Aqua Dots or Bindeez: Toy that Turned into Date Rape Drug
Before news broke about Aqua Dot (also marketed as Bindeez) chemical problems, the toy was on its way to becoming an international best- seller.
Children could take the tiny beads or dots and place them along a pattern -- perhaps a mermaid or a dog. Add a little water, and the dots would fuse together into a toy.
But the manufacturing plant, allegedly trying to cut cost, left a few children fighting for their lives in November 2007. Ford's clinic saw one of two children known to have fallen seriously ill in the U.S. from swallowing the tiny dots.
"This little boy, about 3-years- old, he ate a bunch of these dots and he went down (lost mental capabilities). He became almost comatose," said Ford. "He was brought into the hospital and he had to be incubated. At some point he threw up about 100 of these dots, but nobody could figure out why they had made him almost comatose."
But eventually Ford said, scientists in Australia had discovered a cheap substitute had been used in making the toy. Instead of the plasticizer, 1,5-pentanediol, the factory substituted 1,4-butanediol, which is derived from butane.
"When it goes into the body, it is converted into GHB (gamma hydroxybutyric acid) which is a date rape drug," she said. According to CPSC, "Children who swallow the beads can become comatose, develop respiratory depression, or have seizures."
Luckily, both children who fell in the United States recovered and a recall was issued in November 2007.
Cabbage Patch Snacktime Kids: Eating Your Child's Hair
Far beyond one year's fad, the Cabbage Patch Kids dolls have reigned supreme since 1983, and hold strong even today. But an innovative twist to the popular doll line in 1997 landed toy maker Mattel Inc. in trouble.
The Cabbage Patch Kids Snacktime Kids doll was a mechanical upgrade of sorts -- a doll that could give the illusion of eating.
The doll came with plastic carrots, plastic bananas and a motor inside the doll's head. When a child shoved a plastic carrot into the doll's mouth, rollers started that imitated chew motions, grabbed the carrot into the doll and deposited it out through the doll's back into a backpack.
Trouble came when 7-year-old girl in Connecticut got her hair caught in the doll's mouth. The doll began eating her hair and would not let go until rescue workers arrived, according to a report in the New York Times. Other children had their fingers trapped by the doll that kept munching and would not let go.

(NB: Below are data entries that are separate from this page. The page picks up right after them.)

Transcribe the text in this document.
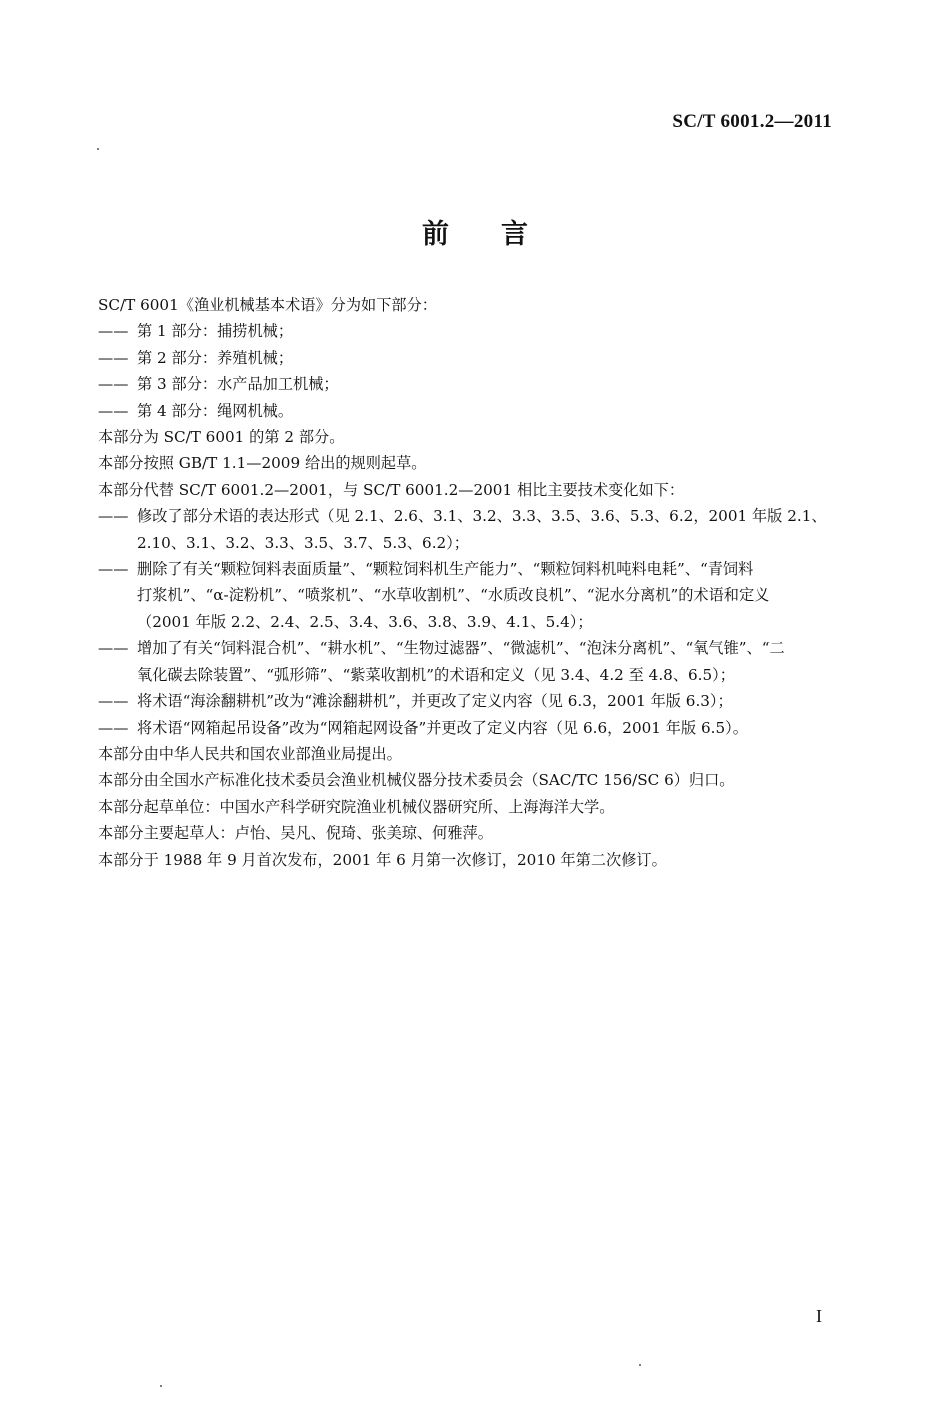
SC/T 6001.2—2011
前言
SC/T 6001《渔业机械基本术语》分为如下部分：
—— 第 1 部分：捕捞机械；
—— 第 2 部分：养殖机械；
—— 第 3 部分：水产品加工机械；
—— 第 4 部分：绳网机械。
本部分为 SC/T 6001 的第 2 部分。
本部分按照 GB/T 1.1—2009 给出的规则起草。
本部分代替 SC/T 6001.2—2001，与 SC/T 6001.2—2001 相比主要技术变化如下：
—— 修改了部分术语的表达形式（见 2.1、2.6、3.1、3.2、3.3、3.5、3.6、5.3、6.2，2001 年版 2.1、
2.10、3.1、3.2、3.3、3.5、3.7、5.3、6.2）；
—— 删除了有关“颗粒饲料表面质量”、“颗粒饲料机生产能力”、“颗粒饲料机吨料电耗”、“青饲料
打浆机”、“α-淀粉机”、“喷浆机”、“水草收割机”、“水质改良机”、“泥水分离机”的术语和定义
（2001 年版 2.2、2.4、2.5、3.4、3.6、3.8、3.9、4.1、5.4）；
—— 增加了有关“饲料混合机”、“耕水机”、“生物过滤器”、“微滤机”、“泡沫分离机”、“氧气锥”、“二
氧化碳去除装置”、“弧形筛”、“紫菜收割机”的术语和定义（见 3.4、4.2 至 4.8、6.5）；
—— 将术语“海涂翻耕机”改为“滩涂翻耕机”，并更改了定义内容（见 6.3，2001 年版 6.3）；
—— 将术语“网箱起吊设备”改为“网箱起网设备”并更改了定义内容（见 6.6，2001 年版 6.5）。
本部分由中华人民共和国农业部渔业局提出。
本部分由全国水产标准化技术委员会渔业机械仪器分技术委员会（SAC/TC 156/SC 6）归口。
本部分起草单位：中国水产科学研究院渔业机械仪器研究所、上海海洋大学。
本部分主要起草人：卢怡、吴凡、倪琦、张美琼、何雅萍。
本部分于 1988 年 9 月首次发布，2001 年 6 月第一次修订，2010 年第二次修订。
I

After selling 500,000 dolls in a single year, Mattel and CPSC issued a voluntary recall and refund of $40 for the ravenous dolls.
"We recognize that these incidents can be upsetting to children and adults, and we are pleased with the actions being taken by Mattel," said Ann Brown, CPSC Chairman at the time.

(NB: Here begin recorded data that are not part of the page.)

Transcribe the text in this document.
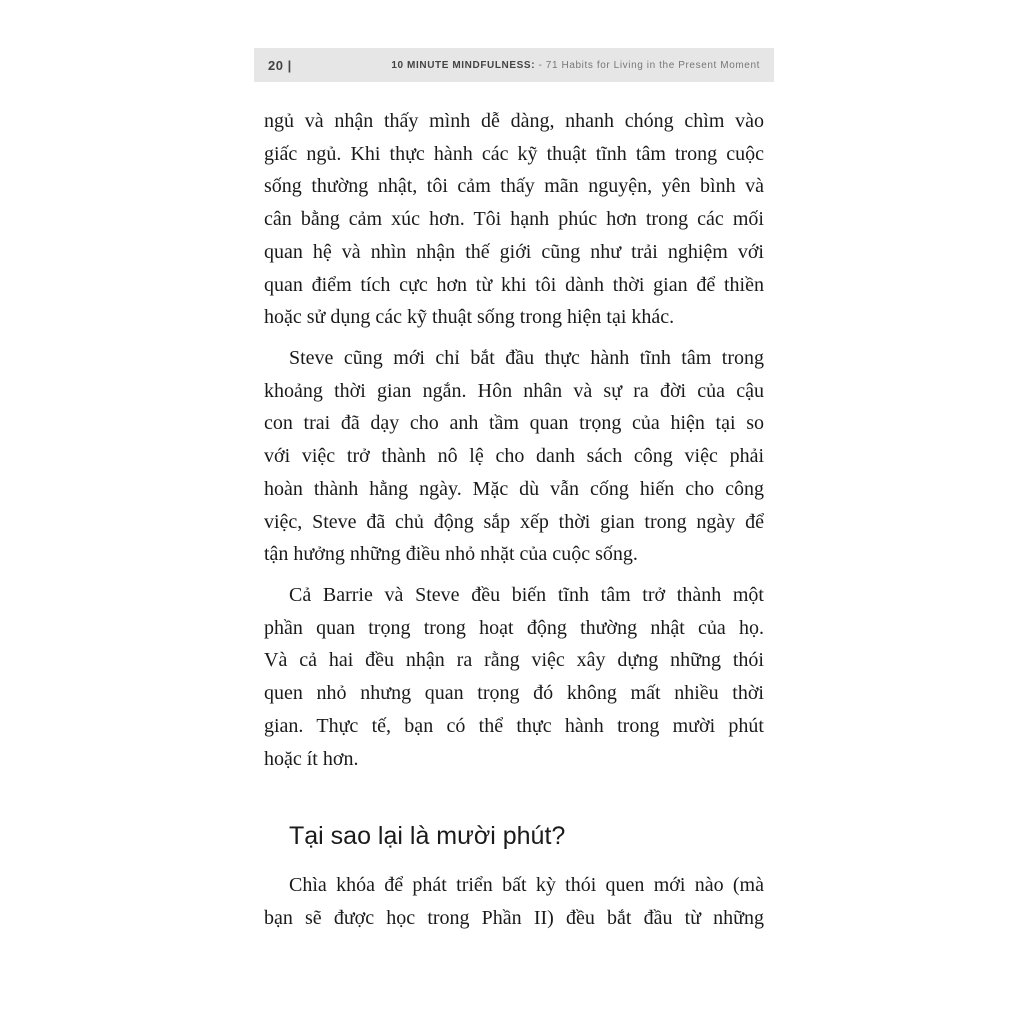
20 |	10 MINUTE MINDFULNESS: - 71 Habits for Living in the Present Moment
ngủ và nhận thấy mình dễ dàng, nhanh chóng chìm vào
giấc ngủ. Khi thực hành các kỹ thuật tĩnh tâm trong cuộc
sống thường nhật, tôi cảm thấy mãn nguyện, yên bình và
cân bằng cảm xúc hơn. Tôi hạnh phúc hơn trong các mối
quan hệ và nhìn nhận thế giới cũng như trải nghiệm với
quan điểm tích cực hơn từ khi tôi dành thời gian để thiền
hoặc sử dụng các kỹ thuật sống trong hiện tại khác.
Steve cũng mới chỉ bắt đầu thực hành tĩnh tâm trong
khoảng thời gian ngắn. Hôn nhân và sự ra đời của cậu
con trai đã dạy cho anh tầm quan trọng của hiện tại so
với việc trở thành nô lệ cho danh sách công việc phải
hoàn thành hằng ngày. Mặc dù vẫn cống hiến cho công
việc, Steve đã chủ động sắp xếp thời gian trong ngày để
tận hưởng những điều nhỏ nhặt của cuộc sống.
Cả Barrie và Steve đều biến tĩnh tâm trở thành một
phần quan trọng trong hoạt động thường nhật của họ.
Và cả hai đều nhận ra rằng việc xây dựng những thói
quen nhỏ nhưng quan trọng đó không mất nhiều thời
gian. Thực tế, bạn có thể thực hành trong mười phút
hoặc ít hơn.
Tại sao lại là mười phút?
Chìa khóa để phát triển bất kỳ thói quen mới nào (mà
bạn sẽ được học trong Phần II) đều bắt đầu từ những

Slap Bracelets, or Slit Wrists?
The famous slap bracelets of the 1990s didn't need holiday shopping to become a fad. The bracelets consisted of a metal ribbon covered by fabric -- often covered in '90s-inspired neon colored design. A child could stretch out the metal ribbon into a flat rectangle give it a tap on the wrist and it would snap and coil into a bracelet.
The original Slap Bracelets were marketed under the Slap Wraps brand, and reportedly invented by a high-school shop teacher from Sun Prairie, Wis. in 1983.
Countless copy cats followed with various, cheaper designs, until reports starting coming in of some children unintentionally cutting their wrists when they "slapped," the wrist bands on.
Schools across the country banned them, and the Consumer Product Safety Commission issued a general warning on the bracelets by Oct. 1990.
While newsworthy, Gardner said such toy hazards are far less common than the usually more problematic toys.
"Choking is the big thing. Magnets are big, projectiles are big," said Gardner.
"But I think the main concern is choking and that small pieces can't come out of the toy," said Gardner. "The rule of thumb is if people picture a toilet paper tube and if a toy or apiece will fit through the tube, then it's too small. That's a fairly big size. If it passes all the way through it is a choking hazard.